Choerophryne variegata
- Conservation status: Data Deficient (IUCN 3.1)

Scientific classification
- Kingdom: Animalia
- Phylum: Chordata
- Class: Amphibia
- Order: Anura
- Family: Microhylidae
- Genus: Choerophryne
- Species: C. variegata
- Binomial name: Choerophryne variegata (Van Kampen, 1923)
- Synonyms: Hylophorbus variegatus van Kampen, 1923 Phrynomantis variegatus (van Kampen, 1923) Cophixalus variegatus (van Kampen, 1923) Albericus variegatus (van Kampen, 1923)

= Choerophryne variegata =

- Authority: (Van Kampen, 1923)
- Conservation status: DD
- Synonyms: Hylophorbus variegatus van Kampen, 1923, Phrynomantis variegatus (van Kampen, 1923), Cophixalus variegatus (van Kampen, 1923), Albericus variegatus (van Kampen, 1923)

Species of frog

Choerophryne variegata is a species of frog in the family Microhylidae. It is endemic to West Papua, Indonesia, and is only known with certainty from its type locality, Digul River. It is assumed that most records from elsewhere refer to other, possibly undescribed species. As the species is only known from one specimen from its vaguely stated type locality, its ecology is essentially unknown, although it is presumed to be a rainforest inhabitant.
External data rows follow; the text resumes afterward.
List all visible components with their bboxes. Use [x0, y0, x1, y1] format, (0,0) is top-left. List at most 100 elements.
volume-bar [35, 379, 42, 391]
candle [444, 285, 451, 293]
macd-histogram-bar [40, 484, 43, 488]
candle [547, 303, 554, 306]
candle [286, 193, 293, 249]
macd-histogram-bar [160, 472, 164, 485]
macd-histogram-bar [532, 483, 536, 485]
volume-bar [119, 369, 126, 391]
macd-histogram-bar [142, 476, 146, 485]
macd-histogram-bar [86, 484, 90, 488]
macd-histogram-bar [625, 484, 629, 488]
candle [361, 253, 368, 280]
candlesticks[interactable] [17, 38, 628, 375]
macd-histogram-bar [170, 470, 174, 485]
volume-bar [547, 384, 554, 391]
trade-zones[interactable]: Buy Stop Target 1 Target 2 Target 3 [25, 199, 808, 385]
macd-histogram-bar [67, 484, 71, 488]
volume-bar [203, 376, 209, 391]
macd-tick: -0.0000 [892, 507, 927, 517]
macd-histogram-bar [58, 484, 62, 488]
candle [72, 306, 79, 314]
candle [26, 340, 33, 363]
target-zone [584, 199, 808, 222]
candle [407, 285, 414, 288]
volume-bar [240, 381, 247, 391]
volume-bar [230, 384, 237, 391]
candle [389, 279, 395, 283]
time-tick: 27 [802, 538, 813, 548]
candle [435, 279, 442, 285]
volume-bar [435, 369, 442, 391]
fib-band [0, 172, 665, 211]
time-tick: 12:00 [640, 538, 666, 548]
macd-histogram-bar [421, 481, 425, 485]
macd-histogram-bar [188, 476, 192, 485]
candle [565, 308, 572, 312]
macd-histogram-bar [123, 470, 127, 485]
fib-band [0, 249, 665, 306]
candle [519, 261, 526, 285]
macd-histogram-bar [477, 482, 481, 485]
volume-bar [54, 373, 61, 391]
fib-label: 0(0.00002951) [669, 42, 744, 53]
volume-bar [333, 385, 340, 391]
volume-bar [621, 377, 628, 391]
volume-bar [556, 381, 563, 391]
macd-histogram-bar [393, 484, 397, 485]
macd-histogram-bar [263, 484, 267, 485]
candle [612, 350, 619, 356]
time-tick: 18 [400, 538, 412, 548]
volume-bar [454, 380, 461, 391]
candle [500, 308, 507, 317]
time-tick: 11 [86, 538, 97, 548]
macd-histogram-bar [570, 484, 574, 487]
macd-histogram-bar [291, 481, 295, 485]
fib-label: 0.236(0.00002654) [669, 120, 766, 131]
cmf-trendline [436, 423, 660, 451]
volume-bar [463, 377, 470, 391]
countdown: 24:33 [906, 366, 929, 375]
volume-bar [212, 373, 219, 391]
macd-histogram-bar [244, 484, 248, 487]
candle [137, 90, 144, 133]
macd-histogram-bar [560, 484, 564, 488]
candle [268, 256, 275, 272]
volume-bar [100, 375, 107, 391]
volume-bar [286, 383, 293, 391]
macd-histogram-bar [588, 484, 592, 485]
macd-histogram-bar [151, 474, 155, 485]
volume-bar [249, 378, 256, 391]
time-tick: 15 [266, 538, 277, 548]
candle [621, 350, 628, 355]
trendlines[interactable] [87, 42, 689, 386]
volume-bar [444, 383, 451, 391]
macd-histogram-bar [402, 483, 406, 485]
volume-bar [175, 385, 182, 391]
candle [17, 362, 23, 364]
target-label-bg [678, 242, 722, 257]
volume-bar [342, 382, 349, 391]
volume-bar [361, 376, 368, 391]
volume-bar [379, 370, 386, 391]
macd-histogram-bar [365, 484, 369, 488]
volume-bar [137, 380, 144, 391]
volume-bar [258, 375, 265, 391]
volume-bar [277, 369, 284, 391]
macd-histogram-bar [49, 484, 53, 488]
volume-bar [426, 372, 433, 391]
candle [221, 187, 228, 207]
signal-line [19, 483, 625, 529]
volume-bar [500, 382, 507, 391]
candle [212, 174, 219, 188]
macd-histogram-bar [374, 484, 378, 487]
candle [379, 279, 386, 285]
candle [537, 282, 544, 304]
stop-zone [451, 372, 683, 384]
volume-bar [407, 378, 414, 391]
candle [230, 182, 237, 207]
No other specimen has been collected anywhere near the type locality. Despite all this, vernacular name common rainforest frog has been coined for it.

==Names==
It is known as lk [lɨk] in the Kalam language of Papua New Guinea, a name that is also sometimes applied to immature Cophixalus parkeri, which has overlapping morphology and habitats with Choerophryne variegata.

Cophixalus shellyi, Choerophryne darlingtoni, and Oxydactyla brevicrus also tend to be identified by Kalam speakers as lk if calling from low vegetation, but as gwnm (usually applied to Cophixalus riparius and Xenorhina rostrata) if found in daytime hiding spots.

==Description==
The holotype is an adult female with half-developed ova, measuring 17.4 mm in snout–urostyle length. The snout is rounded truncate in dorsal view but projecting in profile. The arms are relatively short while the legs are relatively long. There is some basal webbing between the toes 4 and 5. The finger and toes disks are large and truncate.